DESCRIBED AS “slightly surreal”, this sketch show from sibling scriptwriters “Adam & Shelley” Longworth delivers a plethora of new characters to your previously quiet and unsullied screen.

In the first episode we’re introduced to goth siblings Jake and Tilly, the relationship of which seems to boil down to Tilly making Jake do something inane, gross and usually violating to random people in public spaces. Although perhaps we should be impressed at the show’s capacity for providing so many layers of offence and disgust in such a short space of time.

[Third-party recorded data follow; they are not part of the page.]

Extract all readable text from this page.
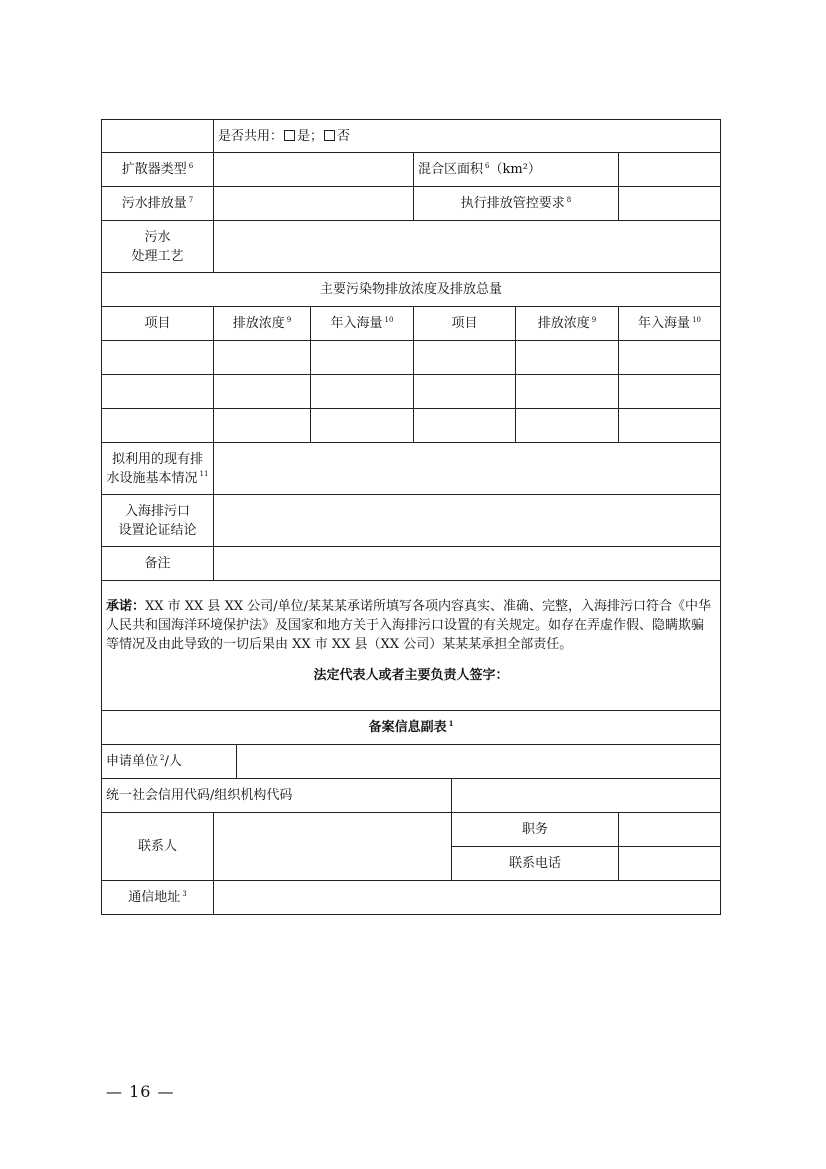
	是否共用： 是； 否						
扩散器类型 $^6$				混合区面积 $^6$（km²）			
污水排放量 $^7$				执行排放管控要求 $^8$	
污水
处理工艺							
主要污染物排放浓度及排放总量							
项目	排放浓度 $^9$		年入海量 $^{10}$	项目		排放浓度 $^9$	年入海量 $^{10}$

拟利用的现有排
水设施基本情况 $^{11}$	
入海排污口
设置论证结论							
备注							
承诺：XX 市 XX 县 XX 公司/单位/某某某承诺所填写各项内容真实、准确、完整，入海排污口符合《中华人民共和国海洋环境保护法》及国家和地方关于入海排污口设置的有关规定。如存在弄虚作假、隐瞒欺骗等情况及由此导致的一切后果由 XX 市 XX 县（XX 公司）某某某承担全部责任。
法定代表人或者主要负责人签字：							

备案信息副表 $^1$
申请单位 $^2$/人							
统一社会信用代码/组织机构代码							
联系人					职务		
					联系电话		
通信地址 $^3$	
— 16 —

I can’t help but skip quickly over the generic Australian scientists, Brett and Shane, brimming with stereotypical Aussie jokes. Chelsea Sheraton shows up to take us through a few more painfully limp minutes and leads us into one of the vaguely funny sketches, “Orc Dad”. I say funny because the concept, as in some parts of the show, is actually quite promising. Orc Dad’s daughter has brought her boyfriend round who soon finds himself proving his worth through conjuring tricks. Orc Dad, however, is still left struggling with finding the end of the sellotape having been subdued by shadow puppets.

Instead of sticking with some of the potentially funny concepts and keeping it at a slightly more cerebral level where comedy could follow, each sketch ends up resorting to the lowest common denominator and misses the mark entirely.

Brucie and Lucky Lee are prime examples of this. A rip off of poorly dubbed imported East Asian cinema and television, It’s Adam & Shelley actually delivers a quality comedy interpretation in movement, effects quality and dubbing, but the sketch’s content is sorely lacking in enough amusement to make the characters an overall success.

If you’ve watched any other BBC3 sketch shows then welcome to Groundhog Day. A sketch show format is, inevitably, formulaic but BBC3 comedies have almost always been about gross-out comedy and “It’s Adam & Shelley” keeps up the tradition.

A second episode might see the characters become a little more refined, a bit like polishing a rough diamond. Except this isn’t a diamond, and I’d be dropping to the show’s level if I wrote what they’d really be polishing. BBC3 has pulled off gross-out comedy in some really funny ways in the past but this isn’t one of them.